BAD Applications of Quadrature Encoders

Now, let's say we're talking about drill motor. Let's say we're talking about a drill motor that has been severely geared down so that many rotations of the motor cause few rotations of the output. Now let's say the output is a wheel. That wheel rotates freely and ends up moving a robot forward and backward.

There is nearly no way to back drive that motor from the wheel. It requires a great deal of force to rotate that wheel even when the motor is not being driven. If the motor is rigged for dynamic braking, and the leads are shorted together, it is even harder to rotate that wheel. Finally, if the motor is being driven in a particular direction, it will be nearly impossible to rotate that wheel manually in any direction but the direction corresponding to the motor's rotation.

And yet people feel like it's necessary to take the time to put a quadrature encoder on their drive shaft. IF the system rotates at all, it will only be due to rotation of the motor. If that robot is ever driven backwards, it will be due to slipping on the ground and not due to rotation of the wheel. However, note that using a quadrature encoder does provide significant gains in resolution (by a multiple of four).

Rules for When and How to Use Quadrature Encoders

There is a simple set of criteria for the for determining when and how to use quadrature encoders. Weigh all options and keep these four simple statements in mind.

1. So I contend that it is SILLY to use quadrature shaft encoders on drive shafts for detecting direction of rotation. If there's any direction, it will be in the direction of the DRIVEN rotation, which is also known a priori.

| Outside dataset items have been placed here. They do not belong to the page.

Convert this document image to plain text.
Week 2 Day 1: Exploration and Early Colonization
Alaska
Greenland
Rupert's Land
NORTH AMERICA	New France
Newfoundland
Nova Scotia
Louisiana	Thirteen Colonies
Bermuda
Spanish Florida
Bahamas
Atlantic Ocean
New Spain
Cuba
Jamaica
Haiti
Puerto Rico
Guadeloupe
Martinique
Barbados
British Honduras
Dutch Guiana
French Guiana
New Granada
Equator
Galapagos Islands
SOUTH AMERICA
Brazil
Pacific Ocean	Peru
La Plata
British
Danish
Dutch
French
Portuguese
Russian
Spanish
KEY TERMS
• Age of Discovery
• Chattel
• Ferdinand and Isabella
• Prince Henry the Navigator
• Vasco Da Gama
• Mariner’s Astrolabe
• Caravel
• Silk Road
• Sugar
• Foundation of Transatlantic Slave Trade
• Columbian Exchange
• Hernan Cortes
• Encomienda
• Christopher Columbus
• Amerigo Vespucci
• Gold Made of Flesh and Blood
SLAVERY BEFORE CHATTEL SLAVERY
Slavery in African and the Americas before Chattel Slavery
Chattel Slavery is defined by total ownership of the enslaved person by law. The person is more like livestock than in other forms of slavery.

2. And I also think it's silly to attempt to buy your own quadrature encoders and find some crazy way to couple them to a drive shaft when you can just build your own. If you're careful, you can build your own for a measily $10 from RadioShack.


3. If you're going to gear down your motor anyway, PUT THE ENCODER CLOSER TO THE MOTOR. It GREATLY INCREASES YOUR RESOLUTION.

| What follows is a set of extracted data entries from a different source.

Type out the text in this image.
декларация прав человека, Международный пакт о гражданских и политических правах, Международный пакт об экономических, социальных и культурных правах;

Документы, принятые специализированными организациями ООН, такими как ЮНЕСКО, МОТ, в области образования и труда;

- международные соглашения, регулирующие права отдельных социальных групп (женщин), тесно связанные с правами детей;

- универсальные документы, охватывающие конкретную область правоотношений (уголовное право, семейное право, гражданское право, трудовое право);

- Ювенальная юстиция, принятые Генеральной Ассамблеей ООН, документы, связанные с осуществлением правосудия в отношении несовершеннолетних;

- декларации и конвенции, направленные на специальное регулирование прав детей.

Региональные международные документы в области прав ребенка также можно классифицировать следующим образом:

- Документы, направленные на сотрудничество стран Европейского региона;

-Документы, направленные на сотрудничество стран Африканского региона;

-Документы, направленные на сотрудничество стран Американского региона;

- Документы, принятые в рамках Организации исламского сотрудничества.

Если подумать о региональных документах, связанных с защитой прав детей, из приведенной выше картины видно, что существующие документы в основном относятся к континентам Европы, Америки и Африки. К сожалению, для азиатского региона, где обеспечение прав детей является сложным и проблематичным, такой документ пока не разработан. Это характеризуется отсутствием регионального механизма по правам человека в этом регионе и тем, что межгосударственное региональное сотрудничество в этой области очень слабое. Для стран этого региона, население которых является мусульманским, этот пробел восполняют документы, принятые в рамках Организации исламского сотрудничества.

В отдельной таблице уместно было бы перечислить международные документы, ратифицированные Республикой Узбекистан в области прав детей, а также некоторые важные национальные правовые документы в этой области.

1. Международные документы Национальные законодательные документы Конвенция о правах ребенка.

4. EVEN IF DIRECTION INFORMATION IS NOT USEFUL TO YOU, QUADRATURE ENCODERS HAVE A RESOLUTION THAT IS FOUR TIMES GREATER THAN THE RESOLUTION OF AN INDIVIDUAL WHEEL OF THE SAME NUMBER OF COUNTS. This ALONE is enough reason to use a quadrature encoder. Just don't worry so much about figuring out direction information.

Example Application

The four rules enumerated above are demonstrated in an example available on the web. In the following link, instructions are given on how to build a quadrature encoder into a hobby servomotor that has been converted to a DC gearhead motor.

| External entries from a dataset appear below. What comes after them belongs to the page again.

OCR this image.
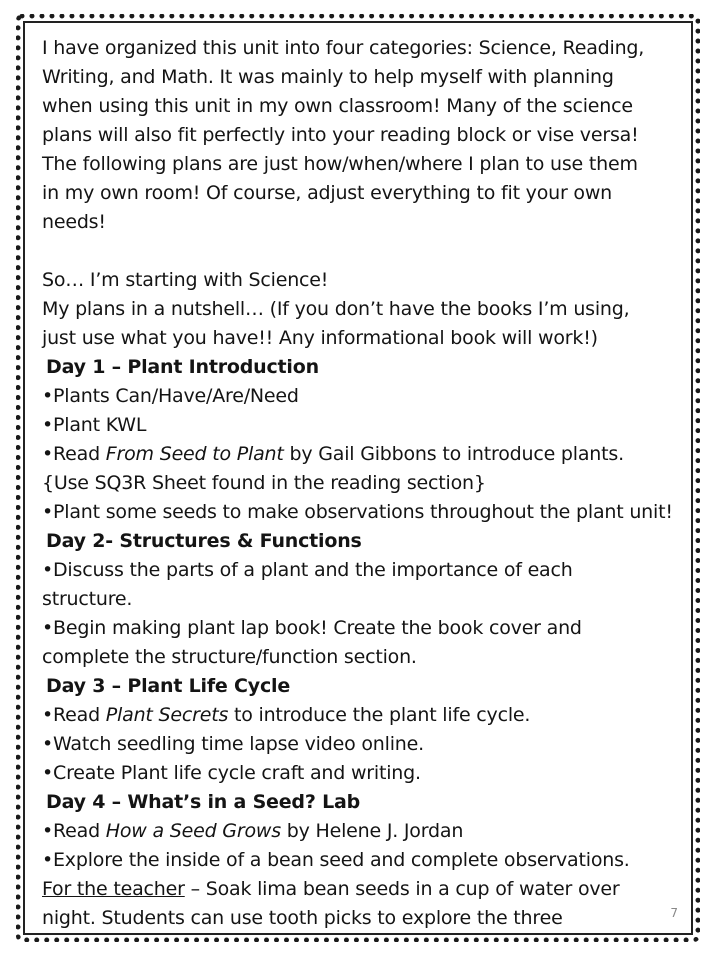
I have organized this unit into four categories: Science, Reading,
Writing, and Math. It was mainly to help myself with planning
when using this unit in my own classroom! Many of the science
plans will also fit perfectly into your reading block or vise versa!
The following plans are just how/when/where I plan to use them
in my own room! Of course, adjust everything to fit your own
needs!
So… I’m starting with Science!
My plans in a nutshell… (If you don’t have the books I’m using,
just use what you have!! Any informational book will work!)
Day 1 – Plant Introduction
•Plants Can/Have/Are/Need
•Plant KWL
•Read From Seed to Plant by Gail Gibbons to introduce plants.
{Use SQ3R Sheet found in the reading section}
•Plant some seeds to make observations throughout the plant unit!
Day 2- Structures & Functions
•Discuss the parts of a plant and the importance of each
structure.
•Begin making plant lap book! Create the book cover and
complete the structure/function section.
Day 3 – Plant Life Cycle
•Read Plant Secrets to introduce the plant life cycle.
•Watch seedling time lapse video online.
•Create Plant life cycle craft and writing.
Day 4 – What’s in a Seed? Lab
•Read How a Seed Grows by Helene J. Jordan
•Explore the inside of a bean seed and complete observations.
For the teacher – Soak lima bean seeds in a cup of water over
night. Students can use tooth picks to explore the three	7
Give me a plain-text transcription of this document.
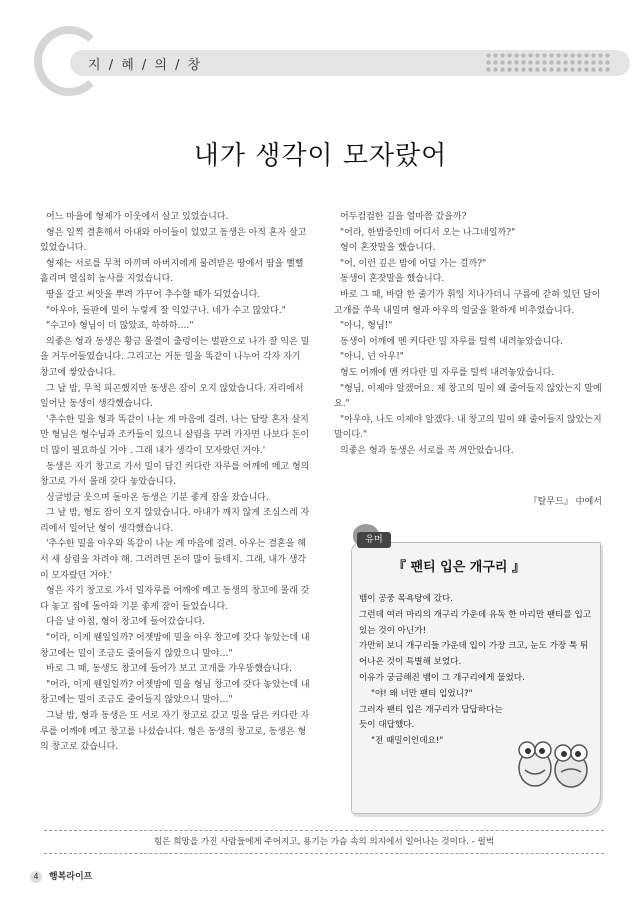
지 / 혜 / 의 / 창
내가 생각이 모자랐어

어느 마을에 형제가 이웃에서 살고 있었습니다.

형은 일찍 결혼해서 아내와 아이들이 있었고 동생은 아직 혼자 살고 있었습니다.

형제는 서로를 무척 아끼며 아버지에게 물려받은 땅에서 땀을 뻘뻘 흘리며 열심히 농사를 지었습니다.

땅을 갈고 씨앗을 뿌려 가꾸어 추수할 때가 되었습니다.

"아우야, 들판에 밀이 누렇게 잘 익었구나. 네가 수고 많았다."

"수고야 형님이 더 많았죠, 하하하…."

의좋은 형과 동생은 황금 물결이 출렁이는 벌판으로 나가 잘 익은 밀을 거두어들였습니다. 그리고는 거둔 밀을 똑같이 나누어 각자 자기 창고에 쌓았습니다.

그 날 밤, 무척 피곤했지만 동생은 잠이 오지 않았습니다. 자리에서 일어난 동생이 생각했습니다.

'추수한 밀을 형과 똑같이 나눈 게 마음에 걸려. 나는 달랑 혼자 살지만 형님은 형수님과 조카들이 있으니 살림을 꾸려 가자면 나보다 돈이 더 많이 필요하실 거야 . 그래 내가 생각이 모자랐던 거야.'

동생은 자기 창고로 가서 밀이 담긴 커다란 자루를 어깨에 메고 형의 창고로 가서 몰래 갖다 놓았습니다.

싱글벙글 웃으며 돌아온 동생은 기분 좋게 잠을 잤습니다.

그 날 밤, 형도 잠이 오지 않았습니다. 아내가 깨지 않게 조심스레 자리에서 일어난 형이 생각했습니다.

'추수한 밀을 아우와 똑같이 나눈 게 마음에 걸려. 아우는 결혼을 해서 새 살림을 차려야 해. 그러려면 돈이 많이 들테지. 그래, 내가 생각이 모자랐던 거야.'

형은 자기 창고로 가서 밀자루를 어깨에 메고 동생의 창고에 몰래 갖다 놓고 집에 돌아와 기분 좋게 잠이 들었습니다.

다음 날 아침, 형이 창고에 들어갔습니다.

"어라, 이게 웬일일까? 어젯밤에 밀을 아우 창고에 갖다 놓았는데 내 창고에는 밀이 조금도 줄어들지 않았으니 말야…"

바로 그 때, 동생도 창고에 들어가 보고 고개를 갸우뚱했습니다.

"어라, 이게 웬일일까? 어젯밤에 밀을 형님 창고에 갖다 놓았는데 내 창고에는 밀이 조금도 줄어들지 않았으니 말야…"

그날 밤, 형과 동생은 또 서로 자기 창고로 갔고 밀을 담은 커다란 자루를 어깨에 메고 창고를 나섰습니다. 형은 동생의 창고로, 동생은 형의 창고로 갔습니다.

어두컴컴한 길을 얼마쯤 갔을까?

"어라, 한밤중인데 어디서 오는 나그네일까?"

형이 혼잣말을 했습니다.

"어, 이런 깊은 밤에 어딜 가는 걸까?"

동생이 혼잣말을 했습니다.

바로 그 때, 바람 한 줄기가 휘잉 지나가더니 구름에 갇혀 있던 달이 고개를 쑤욱 내밀며 형과 아우의 얼굴을 환하게 비추었습니다.

"아니, 형님!"

동생이 어깨에 멘 커다란 밀 자루를 털썩 내려놓았습니다.

"아니, 넌 아우!"

형도 어깨에 멘 커다란 밀 자루를 털썩 내려놓았습니다.

"형님, 이제야 알겠어요. 제 창고의 밀이 왜 줄어들지 않았는지 말예요."

"아우야, 나도 이제야 알겠다. 내 창고의 밀이 왜 줄어들지 않았는지 말이다."

의좋은 형과 동생은 서로를 꼭 껴안았습니다.

『탈무드』 中에서
유머
『 팬티 입은 개구리 』

뱀이 공중 목욕탕에 갔다.

그런데 여러 마리의 개구리 가운데 유독 한 마리만 팬티를 입고 있는 것이 아닌가!

가만히 보니 개구리들 가운데 입이 가장 크고, 눈도 가장 툭 튀어나온 것이 특별해 보였다.

이유가 궁금해진 뱀이 그 개구리에게 물었다.

"야! 왜 너만 팬티 입었니?"

그러자 팬티 입은 개구리가 답답하다는 듯이 대답했다.

"전 때밀이인데요!"

힘은 희망을 가진 사람들에게 주어지고, 용기는 가슴 속의 의지에서 일어나는 것이다. - 펄벅
4 행복라이프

• Quadrature Encoder in a Servo

It is important to note that:

1. The encoder wheel is made extremely trivial (only two counts per revolution) because it is painted onto a gear very close to the driven motor end of the gear train.


2. Placing two encoders 90 degrees apart on one encoder wheel is an effective way to build a quadrature encoder.


3. The use of the quadrature encoder here is NOT meant to provide a convenient way to detect direction.


4. The use of the quadrature encoder IS meant to increase the encoder resolution from 52 counts per output revolution to 208 counts per output revolution.